Bhat Suhaas, Palepu Kalyan, Hong Lauren, Mao Joey, Ye Tianzheng, Iyer Rema, Zhao Lin, Chen Tianlai, Vincoff Sophia, Watson Rio, Wang Tian Z, Srijay Divya, Kavirayuni Venkata Srikar, Kholina Kseniia, Goel Shrey, Vure Pranay, Deshpande Aniruddha J, Soderling Scott H, DeLisa Matthew P, Chatterjee Pranam
Department of Biomedical Engineering, Duke University, Durham, NC, USA.
Department of Cell Biology, Duke University, Durham, NC, USA.
Sci Adv. 2025 Jan 24;11(4):eadr8638. doi: 10.1126/sciadv.adr8638. Epub 2025 Jan 22.
Designing binders to target undruggable proteins presents a formidable challenge in drug discovery. In this work, we provide an algorithmic framework to design short, target-binding linear peptides, requiring only the amino acid sequence of the target protein. To do this, we propose a process to generate naturalistic peptide candidates through Gaussian perturbation of the peptidic latent space of the ESM-2 protein language model and subsequently screen these novel sequences for target-selective interaction activity via a contrastive language-image pretraining (CLIP)-based contrastive learning architecture. By integrating these generative and discriminative steps, we create a Peptide Prioritization via CLIP (PepPrCLIP) pipeline and validate highly ranked, target-specific peptides experimentally, both as inhibitory peptides and as fusions to E3 ubiquitin ligase domains. PepPrCLIP-derived constructs demonstrate functionally potent binding and degradation of conformationally diverse, disease-driving targets in vitro. In total, PepPrCLIP empowers the modulation of previously inaccessible proteins without reliance on stable and ordered tertiary structures.

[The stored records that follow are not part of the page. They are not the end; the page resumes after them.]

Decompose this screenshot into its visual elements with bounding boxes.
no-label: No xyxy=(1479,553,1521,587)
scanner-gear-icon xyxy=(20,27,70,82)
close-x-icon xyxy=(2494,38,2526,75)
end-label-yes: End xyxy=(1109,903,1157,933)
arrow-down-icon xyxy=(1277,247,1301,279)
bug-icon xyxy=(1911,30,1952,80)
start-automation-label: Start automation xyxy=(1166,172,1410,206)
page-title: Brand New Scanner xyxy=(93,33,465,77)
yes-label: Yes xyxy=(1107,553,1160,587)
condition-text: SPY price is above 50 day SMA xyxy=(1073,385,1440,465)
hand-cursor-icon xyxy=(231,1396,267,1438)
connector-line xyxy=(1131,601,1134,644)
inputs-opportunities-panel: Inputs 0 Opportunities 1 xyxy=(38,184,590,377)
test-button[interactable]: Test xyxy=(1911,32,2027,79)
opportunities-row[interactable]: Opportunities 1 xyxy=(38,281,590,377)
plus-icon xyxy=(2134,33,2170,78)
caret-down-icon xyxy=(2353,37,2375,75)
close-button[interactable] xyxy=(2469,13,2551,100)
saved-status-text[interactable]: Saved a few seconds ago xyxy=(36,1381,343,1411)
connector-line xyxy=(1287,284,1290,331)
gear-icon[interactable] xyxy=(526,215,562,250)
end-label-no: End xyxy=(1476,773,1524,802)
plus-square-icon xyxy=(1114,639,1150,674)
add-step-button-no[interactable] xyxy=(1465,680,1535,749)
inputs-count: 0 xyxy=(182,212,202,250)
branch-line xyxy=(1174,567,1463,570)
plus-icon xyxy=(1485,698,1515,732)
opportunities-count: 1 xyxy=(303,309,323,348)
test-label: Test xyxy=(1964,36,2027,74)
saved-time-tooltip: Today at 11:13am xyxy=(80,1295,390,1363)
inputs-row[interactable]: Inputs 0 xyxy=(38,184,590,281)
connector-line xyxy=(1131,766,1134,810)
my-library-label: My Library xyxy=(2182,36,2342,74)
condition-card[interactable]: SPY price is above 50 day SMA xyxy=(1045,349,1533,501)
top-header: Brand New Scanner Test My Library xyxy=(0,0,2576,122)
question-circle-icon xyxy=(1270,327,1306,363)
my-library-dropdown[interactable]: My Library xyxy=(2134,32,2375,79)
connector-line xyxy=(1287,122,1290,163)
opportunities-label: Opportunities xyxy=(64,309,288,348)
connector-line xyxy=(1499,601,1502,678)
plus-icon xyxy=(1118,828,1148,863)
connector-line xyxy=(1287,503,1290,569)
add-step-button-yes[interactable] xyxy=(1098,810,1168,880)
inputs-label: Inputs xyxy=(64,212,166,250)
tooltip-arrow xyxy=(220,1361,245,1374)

设计能够靶向不可成药蛋白的结合剂是药物研发中一项艰巨的挑战。在这项工作中,我们提供了一个算法框架来设计短的、靶向结合的线性肽,只需要目标蛋白的氨基酸序列。为此,我们提出了一个通过对ESM-2蛋白质语言模型的肽潜在空间进行高斯扰动来生成自然主义肽候选物的过程,随后通过基于对比语言-图像预训练(CLIP)的对比学习架构筛选这些新序列的目标选择性相互作用活性。通过整合这些生成和判别步骤,我们创建了一个通过CLIP进行肽优先排序(PepPrCLIP)的流程,并通过实验验证了排名靠前的、目标特异性肽,既作为抑制肽,也作为与E3泛素连接酶结构域的融合物。源自PepPrCLIP的构建体在体外展示了对构象多样、驱动疾病的靶点的功能强大的结合和降解能力。总的来说,PepPrCLIP能够在不依赖稳定且有序的三级结构的情况下调节以前难以靶向的蛋白质。